`

centos7( 3.10.0-123.el7.x86_64) 重启问题

阅读更多
 
centos7( 3.10.0-123.el7.x86_64) 重启问题  http://aperise.iteye.com/blog/2326082
centos7( 3.10.0-327.el7.x86_64) 重启问题 http://aperise.iteye.com/blog/2425717
 

centos7( 3.10.0-123.el7.x86_64) 重启问题

1.问题

       新买来服务器(2U 2cpu 6cores/cpu 16G*8 5 * 2TB)安装centos 7操作系统,搭建好hadoop集群和spark集群后,最近跑spark任务,发现任务执行到一定次数后,服务器中会随机的无端的会有一台自动重启

 

2.最初解决思路

       1)既然是操作系统层面都自动重启了,那么首先应该是从操作系统crash日志入手查找问题

       2)不管咋的spark程序还没啥权利去主动重启服务器,如果是资源不够,起码操作系统层面都要将spark程序申请资源进行拒绝

 

       联系了系统运维工程师,让协助查下服务器是否有crash日志,反馈的结果是没有任何crash日志,天真让我思考是不是spark将服务器资源耗尽,连服务器写crash的日志能力都不具备了。
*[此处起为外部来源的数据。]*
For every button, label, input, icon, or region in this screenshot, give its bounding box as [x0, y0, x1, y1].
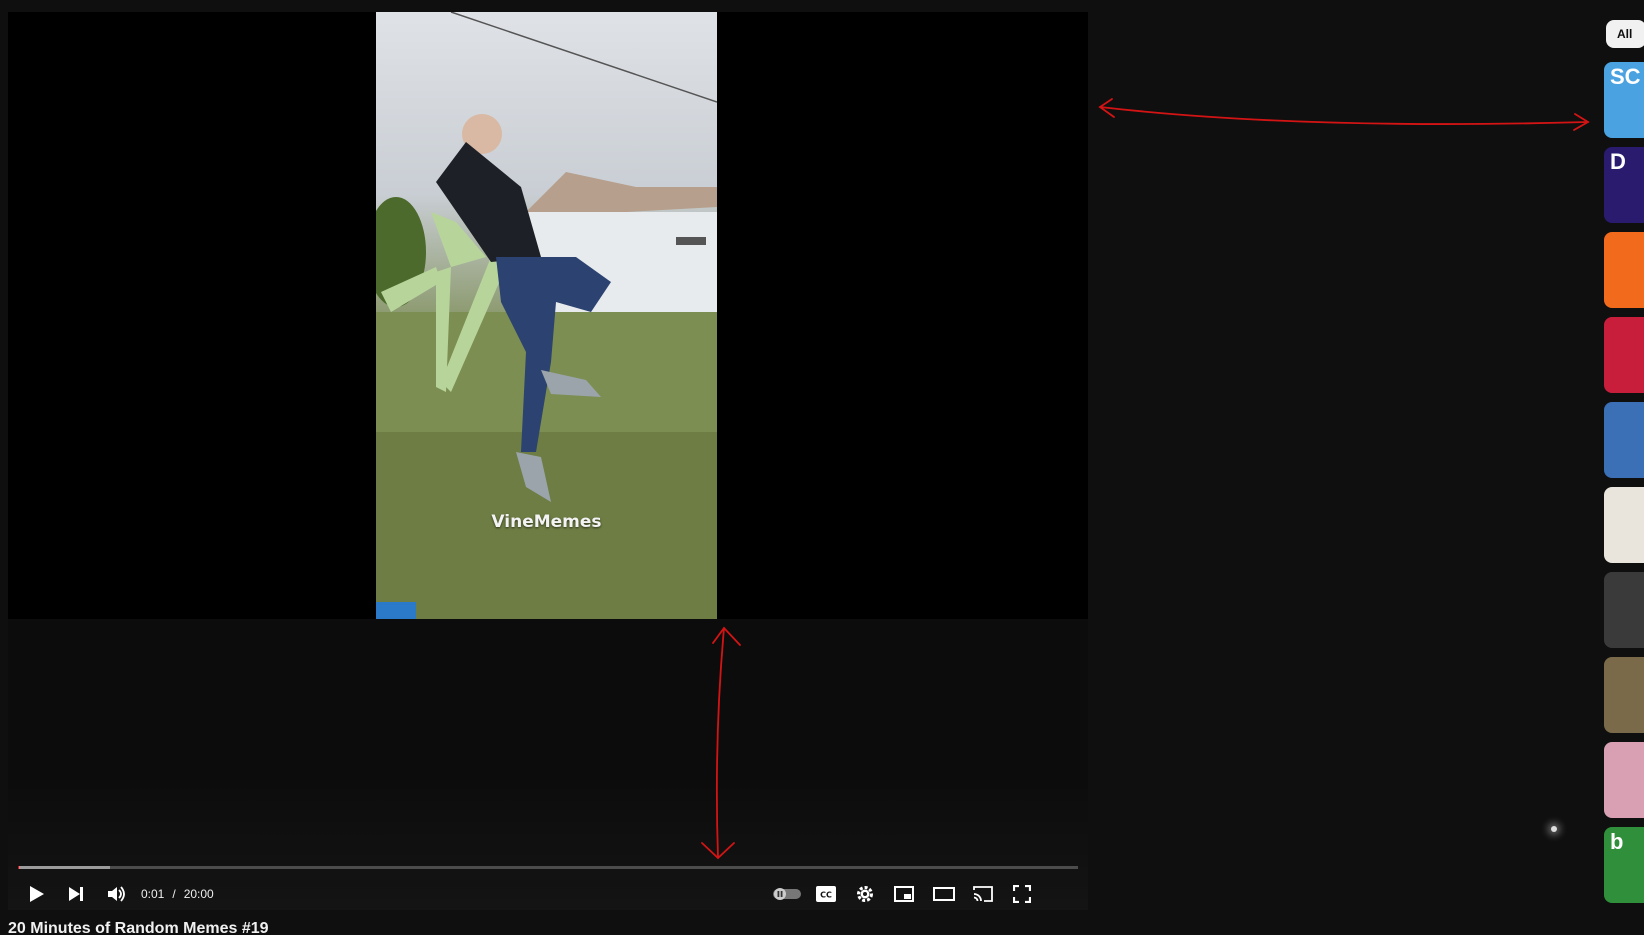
- thumbnail-text: b: [1610, 829, 1624, 854]
- player-controls: 0:01 / 20:00 CC: [18, 874, 1078, 914]
- play-button[interactable]: [22, 880, 50, 908]
- video-watermark: VineMemes: [491, 512, 602, 532]
- current-time: 0:01: [141, 887, 165, 901]
- cast-button[interactable]: [969, 880, 997, 908]
- video-area[interactable]: VineMemes: [8, 12, 1088, 619]
- recommended-video-thumbnail[interactable]: [1604, 317, 1644, 393]
- recommended-video-thumbnail[interactable]: [1604, 402, 1644, 478]
- duration: 20:00: [183, 887, 214, 901]
- fullscreen-icon: [1013, 885, 1031, 903]
- video-title[interactable]: 20 Minutes of Random Memes #19: [8, 920, 269, 935]
- autoplay-toggle-icon: [773, 888, 801, 900]
- thumbnail-text: D: [1610, 149, 1626, 174]
- cast-icon: [973, 886, 993, 902]
- theater-mode-button[interactable]: [930, 880, 958, 908]
- time-separator: /: [172, 887, 176, 901]
- recommended-video-thumbnail[interactable]: [1604, 572, 1644, 648]
- theater-mode-icon: [933, 887, 955, 901]
- next-icon: [69, 887, 83, 901]
- recommended-video-thumbnail[interactable]: [1604, 657, 1644, 733]
- recommended-video-thumbnail[interactable]: [1604, 487, 1644, 563]
- page: VineMemes 0:01 / 20:00 CC 20 Minutes of Ra…: [0, 0, 1644, 935]
- next-button[interactable]: [62, 880, 90, 908]
- video-frame[interactable]: VineMemes: [376, 12, 717, 619]
- time-display: 0:01 / 20:00: [141, 887, 218, 901]
- horizontal-double-arrow: [1099, 106, 1589, 125]
- filter-chip-all[interactable]: All: [1606, 20, 1644, 48]
- recommended-video-thumbnail[interactable]: b: [1604, 827, 1644, 903]
- volume-icon: [108, 886, 125, 902]
- captions-button[interactable]: CC: [812, 880, 840, 908]
- horizontal-arrow-head-right: [1573, 113, 1590, 131]
- progress-played: [18, 866, 20, 869]
- horizontal-arrow-head-left: [1098, 98, 1115, 118]
- progress-bar[interactable]: [18, 866, 1078, 869]
- settings-button[interactable]: [851, 880, 879, 908]
- miniplayer-button[interactable]: [890, 880, 918, 908]
- progress-loaded: [18, 866, 111, 869]
- light-dot: [1551, 826, 1557, 832]
- fullscreen-button[interactable]: [1008, 880, 1036, 908]
- volume-button[interactable]: [102, 880, 130, 908]
- captions-icon: CC: [816, 886, 836, 902]
- gear-icon: [857, 886, 873, 902]
- recommended-video-thumbnail[interactable]: SC: [1604, 62, 1644, 138]
- miniplayer-icon: [894, 886, 914, 902]
- video-player[interactable]: VineMemes: [8, 12, 1088, 910]
- play-icon: [30, 886, 44, 902]
- recommended-video-thumbnail[interactable]: [1604, 232, 1644, 308]
- autoplay-toggle[interactable]: [773, 880, 801, 908]
- recommended-video-thumbnail[interactable]: [1604, 742, 1644, 818]
- recommended-video-thumbnail[interactable]: D: [1604, 147, 1644, 223]
- thumbnail-text: SC: [1610, 64, 1641, 89]
- svg-text:CC: CC: [820, 891, 832, 900]
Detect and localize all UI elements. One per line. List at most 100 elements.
天真

       因为自己专长的领域不在系统运维,所以对于系统运维工程师给的回复,还是比较相信的,起码首先没有去怀疑(虽然这在最后被证明是致命的错误判断),于是花了一大堆时间在盘查hadoop集群和spark集群资源消耗(CPU  MEM IO),在这期间主要是通过工具nmon来抓取所有服务器详细参数,疯狂的跑spark任务使问题重现,然后分析nmon日志信息。

 

3.nmon抓取服务器各个性能参数

      nmon是一款分析 AIX 和 Linux 性能的免费工具,这里也顺便介绍下该工具使用,我下载的版本主要有一下两个文件:

  • nmon_x86_64_centos6.centos6          nmon工具,主要抓取服务器资源日志,日志存为机器hostname_年月日_时分.nmon
  • nmon analyser v40.xlsm                       主要讲上面的“机器hostname_年月日_时分.nmon”转换为可读性的excel图表

    3.1 nmon命令参数介绍

敲入如下命令,获取nmon命令使用介绍
cd /home/hadoop/nmon
./nmon_x86_64_centos6 -h
提示如下信息:
Hint: nmon_x86_64_centos6 [-h] [-s <seconds>] [-c <count>] [-f -d <disks> -t -r <name>] [-x]

-h FULL help information
Interactive-Mode:
read startup banner and type: "h" once it is running
For Data-Collect-Mode (-f)
-f spreadsheet output format [note: default -s300 -c288]
optional
-s <seconds> between refreshing the screen [default 2]
-c <number> of refreshes [default millions]
-d <disks> to increase the number of disks [default 256]
-t spreadsheet includes top processes
-x capacity planning (15 min for 1 day = -fdt -s 900 -c 96)

Version - nmon 14i

For Interactive-Mode
-s <seconds> time between refreshing the screen [default 2]
-c <number> of refreshes [default millions]
-g <filename> User Defined Disk Groups [hit g to show them]
- file = on each line: group_name <disks list> space separated
- like: database sdb sdc sdd sde
- upto 64 disk groups, 512 disks per line
- disks can appear more than once and in many groups
-b black and white [default is colour]
example: nmon_x86_64_centos6 -s 1 -c 100

For Data-Collect-Mode = spreadsheet format (comma separated values)
Note: use only one of f,F,z,x or X and make it the first argument
-f spreadsheet output format [note: default -s300 -c288]
output file is <hostname>_YYYYMMDD_HHMM.nmon
-F <filename> same as -f but user supplied filename
-r <runname> used in the spreadsheet file [default hostname]
-t include top processes in the output
-T as -t plus saves command line arguments in UARG section
-s <seconds> between snap shots
-c <number> of snapshots before nmon stops
-d <disks> to increase the number of disks [default 256]
-l <dpl> disks/line default 150 to avoid spreadsheet issues. EMC=64.
-g <filename> User Defined Disk Groups (see above) - see BBBG & DG lines
-N include NFS Network File System
-I <percent> Include process & disks busy threshold (default 0.1)
don't save or show proc/disk using less than this percent
-m <directory> nmon changes to this directory before saving to file
example: collect for 1 hour at 30 second intervals with top procs
nmon_x86_64_centos6 -f -t -r Test1 -s30 -c120

To load into a spreadsheet:
sort -A *nmon >stats.csv
transfer the stats.csv file to your PC
Start spreadsheet & then Open type=comma-separated-value ASCII file
The nmon analyser or consolidator does not need the file sorted.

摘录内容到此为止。